A 20-year-old man hurled a flaming bottle at OpenAI CEO Sam Altman's San Francisco home before dawn on April 10, then threatened to burn down the company's Mission Bay headquarters less than two hours later, where police recognized and arrested him on the spot.

Daniel Alejandro Moreno-Gama threw a Molotov cocktail at the metal security gate of Altman's residence at 855 Chestnut St., in the Russian Hill neighborhood, at approximately 3:40 a.m. Security guards extinguished the fire before it spread; surveillance cameras captured the attack. Moreno-Gama fled on foot.
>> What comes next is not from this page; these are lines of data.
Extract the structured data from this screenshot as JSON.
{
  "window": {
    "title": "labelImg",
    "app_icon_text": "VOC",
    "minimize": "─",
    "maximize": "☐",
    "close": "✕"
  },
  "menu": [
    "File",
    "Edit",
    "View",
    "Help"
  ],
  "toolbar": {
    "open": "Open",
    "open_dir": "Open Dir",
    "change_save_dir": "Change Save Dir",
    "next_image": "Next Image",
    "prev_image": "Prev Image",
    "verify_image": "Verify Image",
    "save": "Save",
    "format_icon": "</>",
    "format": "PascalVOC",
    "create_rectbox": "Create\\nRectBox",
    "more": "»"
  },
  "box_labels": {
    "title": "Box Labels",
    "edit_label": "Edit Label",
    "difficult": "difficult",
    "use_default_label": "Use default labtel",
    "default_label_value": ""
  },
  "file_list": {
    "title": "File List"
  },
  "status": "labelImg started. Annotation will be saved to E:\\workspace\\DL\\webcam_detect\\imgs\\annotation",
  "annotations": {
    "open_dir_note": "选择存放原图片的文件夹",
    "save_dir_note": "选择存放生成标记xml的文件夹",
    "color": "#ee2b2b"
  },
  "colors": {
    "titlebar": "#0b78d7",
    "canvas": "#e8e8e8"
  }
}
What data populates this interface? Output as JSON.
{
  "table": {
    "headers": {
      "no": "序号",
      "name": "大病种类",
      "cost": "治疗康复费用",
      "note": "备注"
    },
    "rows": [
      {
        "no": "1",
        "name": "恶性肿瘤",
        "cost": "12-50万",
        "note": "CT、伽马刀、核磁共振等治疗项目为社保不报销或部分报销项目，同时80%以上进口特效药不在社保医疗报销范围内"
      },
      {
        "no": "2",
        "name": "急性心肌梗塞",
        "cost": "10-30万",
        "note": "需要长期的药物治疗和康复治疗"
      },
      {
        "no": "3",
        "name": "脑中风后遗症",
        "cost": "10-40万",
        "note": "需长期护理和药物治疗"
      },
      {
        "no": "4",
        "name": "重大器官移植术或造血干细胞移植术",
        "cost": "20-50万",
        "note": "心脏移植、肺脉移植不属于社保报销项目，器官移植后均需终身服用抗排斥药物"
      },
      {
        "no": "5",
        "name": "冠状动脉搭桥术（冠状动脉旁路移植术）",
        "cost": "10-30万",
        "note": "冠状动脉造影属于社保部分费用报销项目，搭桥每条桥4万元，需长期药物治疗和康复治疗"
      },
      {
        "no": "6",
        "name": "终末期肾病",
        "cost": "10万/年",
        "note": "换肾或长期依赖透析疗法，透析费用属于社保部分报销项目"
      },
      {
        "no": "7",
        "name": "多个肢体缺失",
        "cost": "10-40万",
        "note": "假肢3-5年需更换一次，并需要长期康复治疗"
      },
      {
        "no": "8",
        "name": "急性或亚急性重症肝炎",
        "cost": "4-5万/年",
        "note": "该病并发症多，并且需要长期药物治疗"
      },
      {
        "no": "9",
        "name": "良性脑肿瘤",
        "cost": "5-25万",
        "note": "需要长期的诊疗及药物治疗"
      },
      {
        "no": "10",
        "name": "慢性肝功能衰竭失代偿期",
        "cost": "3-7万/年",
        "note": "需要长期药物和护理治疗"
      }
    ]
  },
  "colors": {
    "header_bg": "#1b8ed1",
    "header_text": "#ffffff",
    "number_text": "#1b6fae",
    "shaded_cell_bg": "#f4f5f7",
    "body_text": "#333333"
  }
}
At 5:07 a.m., officers responding to reports of a man threatening to burn down a building on the 1400 block of Third Street recognized him from the earlier incident and detained him immediately. Moreno-Gama was booked into San Francisco County Jail Friday afternoon on charges of attempted murder, arson, criminal threats, two counts of possession of an incendiary device, and two counts of possessing a destructive device with intent to injure. No injuries were reported in either incident.

SFPD's Special Investigations and Arson Units are leading the case, with the FBI confirming it was aware of the incident and cooperating with local authorities, raising the possibility of federal charges tied to threats against corporate infrastructure.
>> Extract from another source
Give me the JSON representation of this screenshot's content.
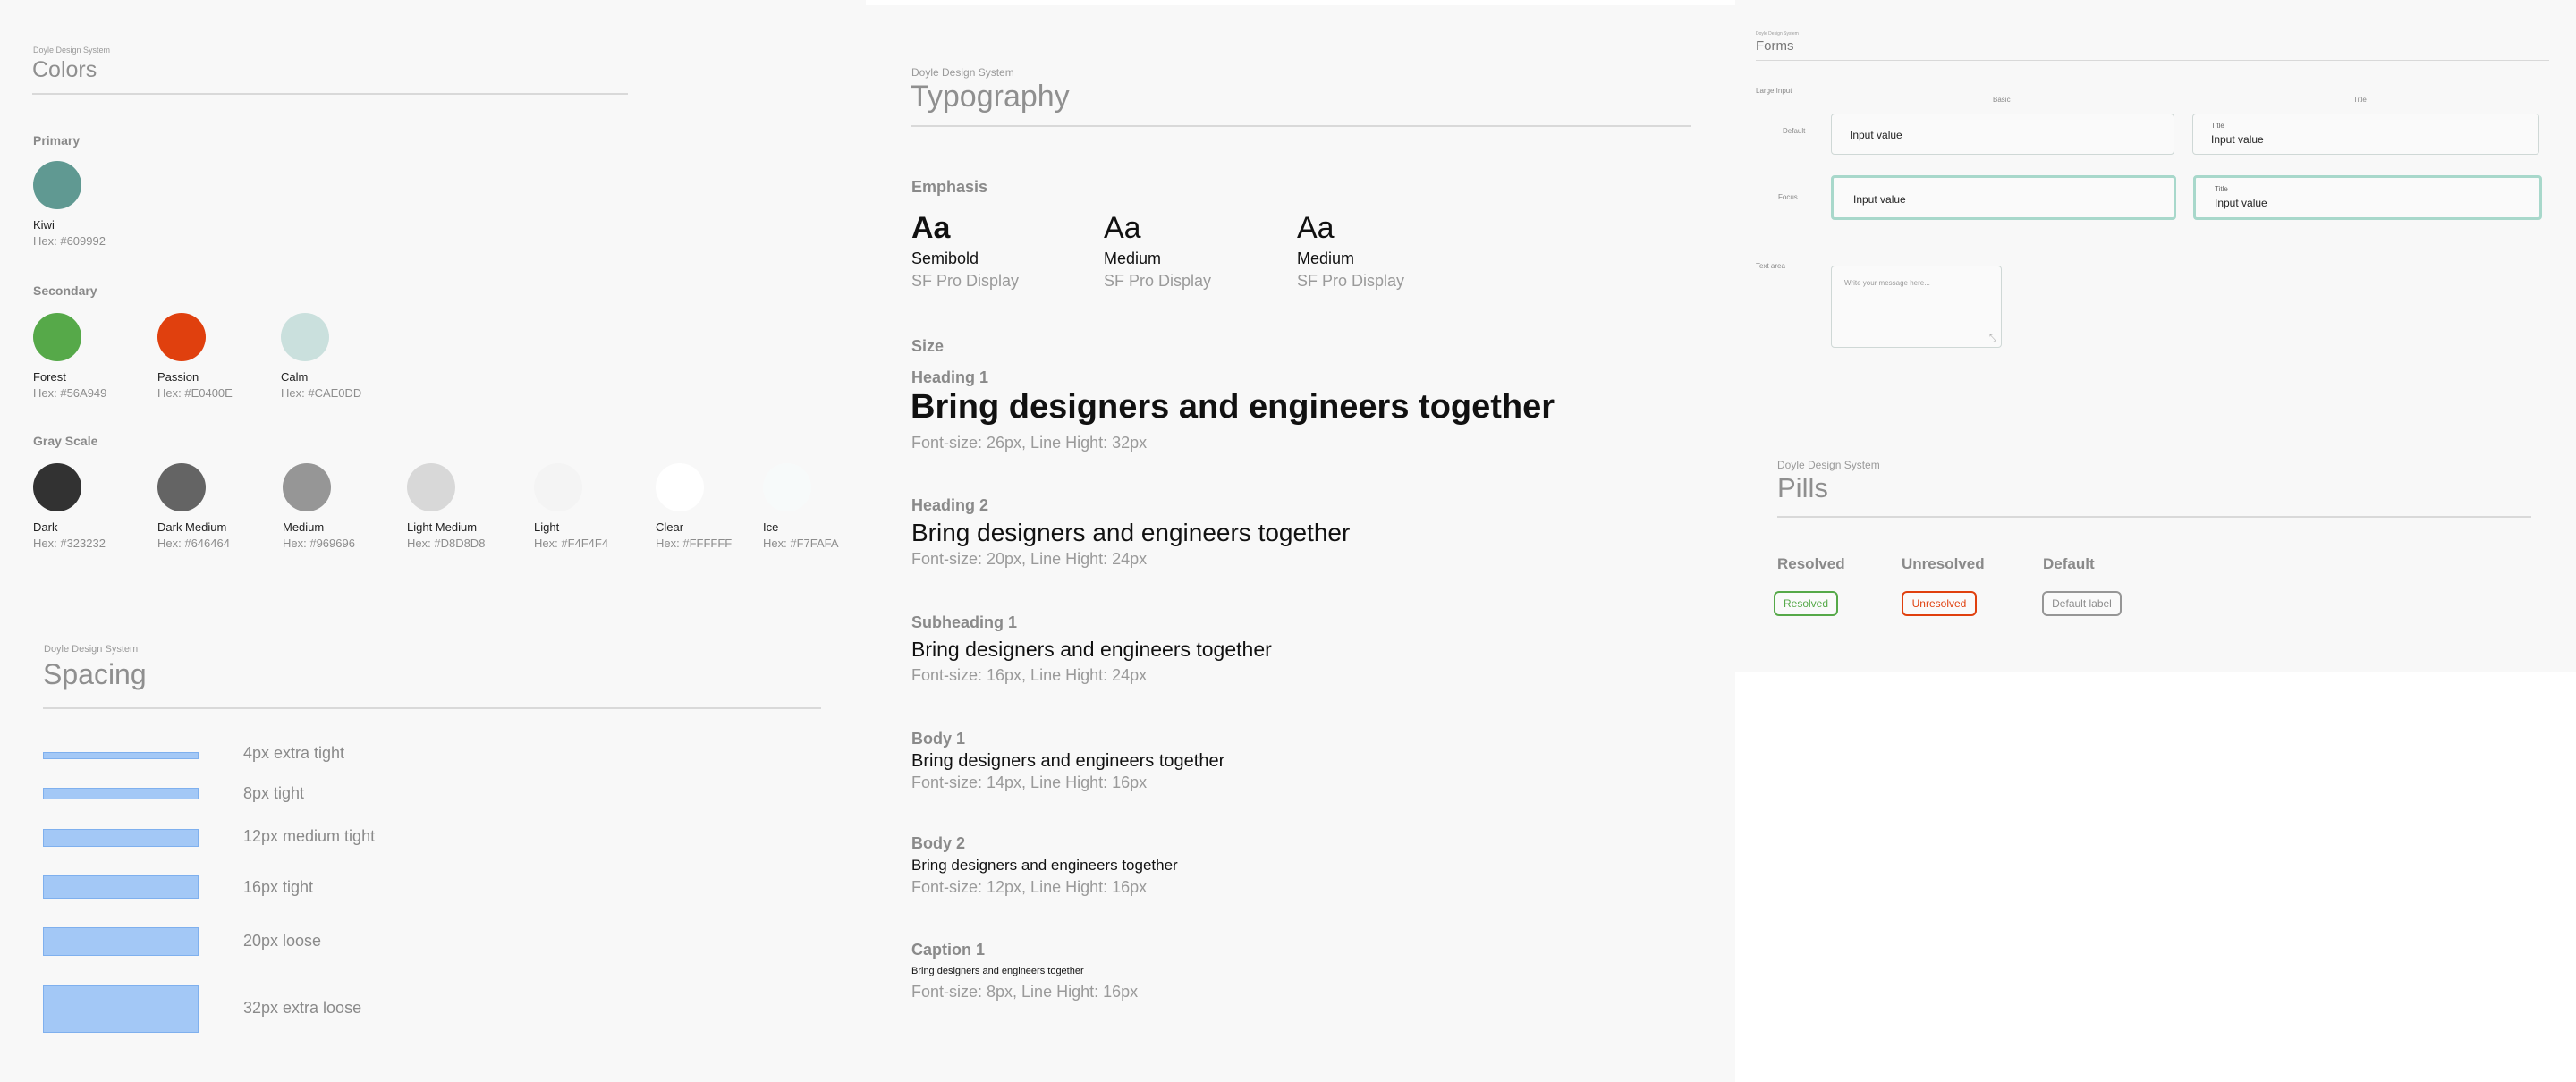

OpenAI spokesperson Jamie Radice confirmed both incidents in a statement: "Early this morning, someone threw a Molotov cocktail at Sam Altman's home and also made threats at our San Francisco headquarters. Thankfully, no one was hurt. We deeply appreciate how quickly SFPD responded." The company notified employees there was no immediate threat but announced increased police and security presence at its 1455 Third Street campus.
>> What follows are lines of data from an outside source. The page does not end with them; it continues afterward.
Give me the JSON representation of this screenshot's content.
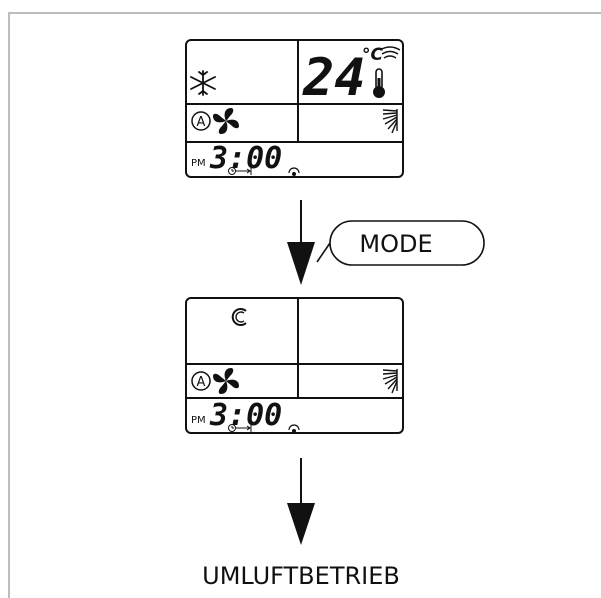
{
  "panel_before": {
    "temperature": "24",
    "temperature_unit": "°C",
    "auto_label": "A",
    "time_period": "PM",
    "time": "3:00",
    "icons": [
      "snowflake-icon",
      "fan-icon",
      "thermometer-icon",
      "signal-icon",
      "swing-icon",
      "timer-icon",
      "sensor-dot-icon"
    ]
  },
  "mode_button": {
    "label": "MODE"
  },
  "panel_after": {
    "auto_label": "A",
    "time_period": "PM",
    "time": "3:00",
    "icons": [
      "recirculation-icon",
      "fan-icon",
      "swing-icon",
      "timer-icon",
      "sensor-dot-icon"
    ]
  },
  "result": {
    "label": "UMLUFTBETRIEB"
  },
  "colors": {
    "frame": "#bdbdbd",
    "ink": "#111111"
  }
}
Altman published a blog post Friday afternoon that included a photograph of his husband and their child. "I am sharing a photo in the hopes that it might dissuade the next person from throwing a Molotov cocktail at our house, no matter what they think about me," he wrote, adding a call for restraint in the debate over AI: "We should de-escalate the rhetoric and tactics and try to have fewer explosions in fewer homes, figuratively and literally."

AI-generated illustration
AI-generated illustration

The attack landed against a backdrop of sharpening public hostility toward AI. Just four days earlier, The New Yorker published an investigation by Ronan Farrow and Andrew Marantz examining allegations of manipulation and lack of transparency by Altman. A Gallup survey released the day before the attack found that among people aged 14 to 29, those who felt hopeful about AI had dropped from 27% to 18% year-over-year, while 31% said the technology made them feel angry.

Altman purchased 950 Lombard St., just below San Francisco's famous crooked section of Lombard Street, in March 2020 for $27 million, then the most expensive residential listing in the city, and acquired additional adjacent lots in January 2025. OpenAI is currently valued at $852 billion following a $40 billion funding round.

Shaun Fletcher, an associate professor of public relations, described the hostility in direct terms: "It's viewed by many in society as an existential threat, not on a high theoretical level, but quite honestly inside their homes, in their livelihood, and how they're going to feed themselves."

With the FBI now involved, what began as a local arson call has become a potential federal case, one that lays bare how law enforcement must reckon with physical violence directed at leaders of companies that have grown into some of the most powerful and contested institutions in the world.